The following question is the problem number $3$ of IMO $1988$.
Question:
A function $f$ is defined on the positive integers by $$f(1) = 1,f(3) = 3$$ $$f(2n) = f(n)$$ $$f(4n + 1) = 2f(2n + 1) − f(n)$$ $$f(4n + 3) = 3f(2n + 1) − 2f(n)$$ for all positive integers $n$. Determine the number of positive integers $n$, less than or equal to $1988$, for which $f(n) = n$.
My thought process: Right off the bat, we can conclude that $f(2^k)=1$ for all positive integers $k$. Also, if $n=n_o \times 2^k$ where $n$,$n_o$, and $k$ are all positive integers, then $f(n)=f(n_o)$ assuming $n_o$ is odd. So it suffices to focus on just odd positive integers.
It is also very easy to show that $f(n)=n$ whenever $n$ differs by a power of $2$ by $1$. So we get a long list of numbers like $7,9,15,17$ etc. which satisfy the requirement of $f(n)=n$. The bizarre thing for me was that there are numbers like $21$ and $27$ which satisfy the given requirement.
Also, the more bizarre thing was that the value of the function for integers $n$ which do not satisfy the requirement of $f(n)=n$, seemed somewhat random. For instance, $f(11)=13$, and $f(19)=25$. Then I observed that $f(13)=11$ and $f(25)=19$ essentially suggesting that perhaps, $f(f(n))=n$.

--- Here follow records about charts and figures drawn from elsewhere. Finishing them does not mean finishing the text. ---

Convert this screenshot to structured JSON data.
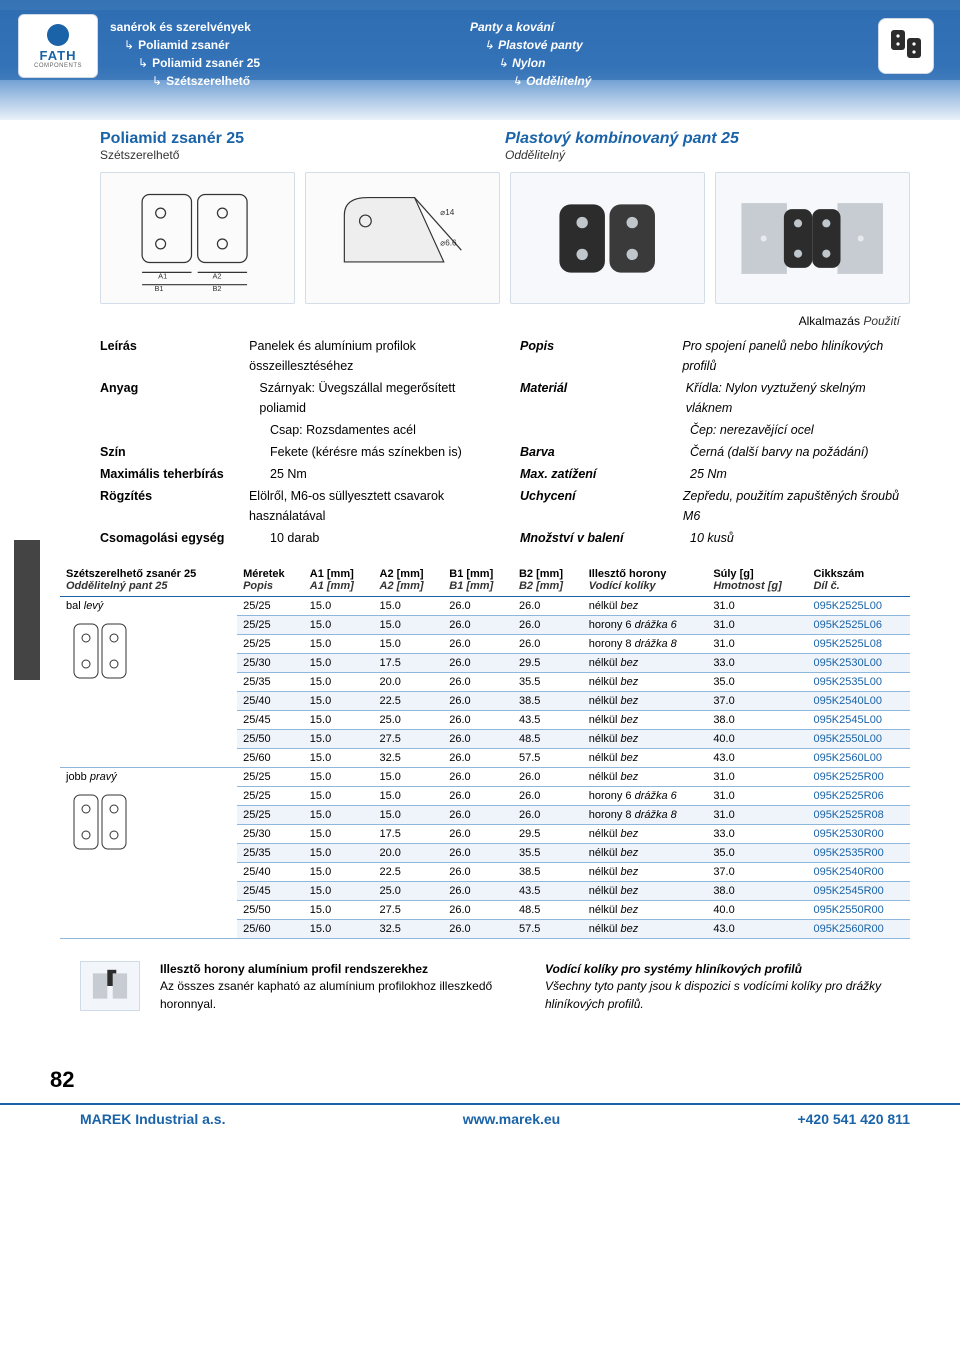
{
  "brand": {
    "name": "FATH",
    "sub": "COMPONENTS"
  },
  "colors": {
    "accent": "#1a63a8",
    "ribbon_top": "#2b6bb0",
    "ribbon_mid": "#3f7ec4",
    "row_shade": "#eef4fa",
    "row_border": "#8fb7db",
    "hinge_dark": "#2c2c2c",
    "profile_silver": "#c7ccd2"
  },
  "crumbs_left": [
    {
      "text": "sanérok és szerelvények",
      "indent": 0,
      "bold": true
    },
    {
      "text": "Poliamid zsanér",
      "indent": 1,
      "bold": true
    },
    {
      "text": "Poliamid zsanér 25",
      "indent": 2,
      "bold": true
    },
    {
      "text": "Szétszerelhető",
      "indent": 3,
      "bold": true
    }
  ],
  "crumbs_right": [
    {
      "text": "Panty a kování",
      "indent": 0,
      "bold": true
    },
    {
      "text": "Plastové panty",
      "indent": 1,
      "bold": true
    },
    {
      "text": "Nylon",
      "indent": 2,
      "bold": true
    },
    {
      "text": "Oddělitelný",
      "indent": 3,
      "bold": true
    }
  ],
  "title_left": {
    "main": "Poliamid zsanér 25",
    "sub": "Szétszerelhető"
  },
  "title_right": {
    "main": "Plastový kombinovaný pant 25",
    "sub": "Oddělitelný"
  },
  "application": {
    "hu": "Alkalmazás",
    "cz": "Použití"
  },
  "specs_left": [
    {
      "label": "Leírás",
      "value": "Panelek és alumínium profilok összeillesztéséhez"
    },
    {
      "label": "Anyag",
      "value": "Szárnyak: Üvegszállal megerősített poliamid"
    },
    {
      "label": "",
      "value": "Csap: Rozsdamentes acél"
    },
    {
      "label": "Szín",
      "value": "Fekete (kérésre más színekben is)"
    },
    {
      "label": "Maximális teherbírás",
      "value": "25 Nm"
    },
    {
      "label": "Rögzítés",
      "value": "Elölről, M6-os süllyesztett csavarok használatával"
    },
    {
      "label": "Csomagolási egység",
      "value": "10 darab"
    }
  ],
  "specs_right": [
    {
      "label": "Popis",
      "value": "Pro spojení panelů nebo hliníkových profilů"
    },
    {
      "label": "Materiál",
      "value": "Křídla: Nylon vyztužený skelným vláknem"
    },
    {
      "label": "",
      "value": "Čep: nerezavějící ocel"
    },
    {
      "label": "Barva",
      "value": "Černá (další barvy na požádání)"
    },
    {
      "label": "Max. zatížení",
      "value": "25 Nm"
    },
    {
      "label": "Uchycení",
      "value": "Zepředu, použitím zapuštěných šroubů M6"
    },
    {
      "label": "Množství v balení",
      "value": "10 kusů"
    }
  ],
  "table": {
    "headers": [
      {
        "hu": "Szétszerelhető zsanér 25",
        "cz": "Oddělitelný pant 25"
      },
      {
        "hu": "Méretek",
        "cz": "Popis"
      },
      {
        "hu": "A1 [mm]",
        "cz": "A1 [mm]"
      },
      {
        "hu": "A2 [mm]",
        "cz": "A2 [mm]"
      },
      {
        "hu": "B1 [mm]",
        "cz": "B1 [mm]"
      },
      {
        "hu": "B2 [mm]",
        "cz": "B2 [mm]"
      },
      {
        "hu": "Illesztő horony",
        "cz": "Vodící kolíky"
      },
      {
        "hu": "Súly [g]",
        "cz": "Hmotnost [g]"
      },
      {
        "hu": "Cikkszám",
        "cz": "Díl č."
      }
    ],
    "groups": [
      {
        "lead_hu": "bal",
        "lead_cz": "levý",
        "rows": [
          {
            "m": "25/25",
            "a1": "15.0",
            "a2": "15.0",
            "b1": "26.0",
            "b2": "26.0",
            "fit_hu": "nélkül",
            "fit_cz": "bez",
            "w": "31.0",
            "code": "095K2525L00",
            "shade": false
          },
          {
            "m": "25/25",
            "a1": "15.0",
            "a2": "15.0",
            "b1": "26.0",
            "b2": "26.0",
            "fit_hu": "horony 6",
            "fit_cz": "drážka 6",
            "w": "31.0",
            "code": "095K2525L06",
            "shade": true
          },
          {
            "m": "25/25",
            "a1": "15.0",
            "a2": "15.0",
            "b1": "26.0",
            "b2": "26.0",
            "fit_hu": "horony 8",
            "fit_cz": "drážka 8",
            "w": "31.0",
            "code": "095K2525L08",
            "shade": false
          },
          {
            "m": "25/30",
            "a1": "15.0",
            "a2": "17.5",
            "b1": "26.0",
            "b2": "29.5",
            "fit_hu": "nélkül",
            "fit_cz": "bez",
            "w": "33.0",
            "code": "095K2530L00",
            "shade": true
          },
          {
            "m": "25/35",
            "a1": "15.0",
            "a2": "20.0",
            "b1": "26.0",
            "b2": "35.5",
            "fit_hu": "nélkül",
            "fit_cz": "bez",
            "w": "35.0",
            "code": "095K2535L00",
            "shade": false
          },
          {
            "m": "25/40",
            "a1": "15.0",
            "a2": "22.5",
            "b1": "26.0",
            "b2": "38.5",
            "fit_hu": "nélkül",
            "fit_cz": "bez",
            "w": "37.0",
            "code": "095K2540L00",
            "shade": true
          },
          {
            "m": "25/45",
            "a1": "15.0",
            "a2": "25.0",
            "b1": "26.0",
            "b2": "43.5",
            "fit_hu": "nélkül",
            "fit_cz": "bez",
            "w": "38.0",
            "code": "095K2545L00",
            "shade": false
          },
          {
            "m": "25/50",
            "a1": "15.0",
            "a2": "27.5",
            "b1": "26.0",
            "b2": "48.5",
            "fit_hu": "nélkül",
            "fit_cz": "bez",
            "w": "40.0",
            "code": "095K2550L00",
            "shade": true
          },
          {
            "m": "25/60",
            "a1": "15.0",
            "a2": "32.5",
            "b1": "26.0",
            "b2": "57.5",
            "fit_hu": "nélkül",
            "fit_cz": "bez",
            "w": "43.0",
            "code": "095K2560L00",
            "shade": false
          }
        ]
      },
      {
        "lead_hu": "jobb",
        "lead_cz": "pravý",
        "rows": [
          {
            "m": "25/25",
            "a1": "15.0",
            "a2": "15.0",
            "b1": "26.0",
            "b2": "26.0",
            "fit_hu": "nélkül",
            "fit_cz": "bez",
            "w": "31.0",
            "code": "095K2525R00",
            "shade": false
          },
          {
            "m": "25/25",
            "a1": "15.0",
            "a2": "15.0",
            "b1": "26.0",
            "b2": "26.0",
            "fit_hu": "horony 6",
            "fit_cz": "drážka 6",
            "w": "31.0",
            "code": "095K2525R06",
            "shade": false
          },
          {
            "m": "25/25",
            "a1": "15.0",
            "a2": "15.0",
            "b1": "26.0",
            "b2": "26.0",
            "fit_hu": "horony 8",
            "fit_cz": "drážka 8",
            "w": "31.0",
            "code": "095K2525R08",
            "shade": true
          },
          {
            "m": "25/30",
            "a1": "15.0",
            "a2": "17.5",
            "b1": "26.0",
            "b2": "29.5",
            "fit_hu": "nélkül",
            "fit_cz": "bez",
            "w": "33.0",
            "code": "095K2530R00",
            "shade": false
          },
          {
            "m": "25/35",
            "a1": "15.0",
            "a2": "20.0",
            "b1": "26.0",
            "b2": "35.5",
            "fit_hu": "nélkül",
            "fit_cz": "bez",
            "w": "35.0",
            "code": "095K2535R00",
            "shade": true
          },
          {
            "m": "25/40",
            "a1": "15.0",
            "a2": "22.5",
            "b1": "26.0",
            "b2": "38.5",
            "fit_hu": "nélkül",
            "fit_cz": "bez",
            "w": "37.0",
            "code": "095K2540R00",
            "shade": false
          },
          {
            "m": "25/45",
            "a1": "15.0",
            "a2": "25.0",
            "b1": "26.0",
            "b2": "43.5",
            "fit_hu": "nélkül",
            "fit_cz": "bez",
            "w": "38.0",
            "code": "095K2545R00",
            "shade": true
          },
          {
            "m": "25/50",
            "a1": "15.0",
            "a2": "27.5",
            "b1": "26.0",
            "b2": "48.5",
            "fit_hu": "nélkül",
            "fit_cz": "bez",
            "w": "40.0",
            "code": "095K2550R00",
            "shade": false
          },
          {
            "m": "25/60",
            "a1": "15.0",
            "a2": "32.5",
            "b1": "26.0",
            "b2": "57.5",
            "fit_hu": "nélkül",
            "fit_cz": "bez",
            "w": "43.0",
            "code": "095K2560R00",
            "shade": true
          }
        ]
      }
    ]
  },
  "note_left": {
    "head": "Illesztõ horony alumínium profil rendszerekhez",
    "body": "Az összes zsanér kapható az alumínium profilokhoz illeszkedő horonnyal."
  },
  "note_right": {
    "head": "Vodící kolíky pro systémy hliníkových profilů",
    "body": "Všechny tyto panty jsou k dispozici s vodícími kolíky pro drážky hliníkových profilů."
  },
  "page_number": "82",
  "footer": {
    "left": "MAREK Industrial a.s.",
    "mid": "www.marek.eu",
    "right": "+420 541 420 811"
  }
}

Also, since the few solutions I could formalize had something to do with power of two, I started looking at binary expansion of numbers. Then it hit me. The binary expansion of $11$ is $1011$ and that of $13$ is $1101$. So this function takes the binary number and reverses the bits! So the final answer would be $92$, number of "binary palindromes" less than or equal to $1988$ :).
Here's my question. I can easily prove that this is indeed the case but that requires induction. Following is the statement for the induction statement.
Induction statement: For all integers $k<4n$, the given function $f(k)$ maps integers $k$ to integers obtained by reversing the bits in the binary expansion of the number $k$.
The function can be evaluated manually and we can ascertain the base case till, for instance, $n=4$. If we now have to prove this statement to be true for $n+1$, we'll have to essentially show that it is true for $k=4n+1$ and $k=4n+3$, as the other two numbers are covered by the base case once we remove a factor of $2$ from them.
The proof involves assuming a certain binary expansion for $n$, and showing that this is indeed true. In the proof, I'll need to assume that value of $f(2n+1)$ and $f(n)$ can be assumed to be as stated in the inductive statement as they are less than $4n$. It is quite easy and I am not giving an entire proof here because all I need to know is if the way I plan to use induction is right or wrong. Please let me know if I have defined the inductive step correctly.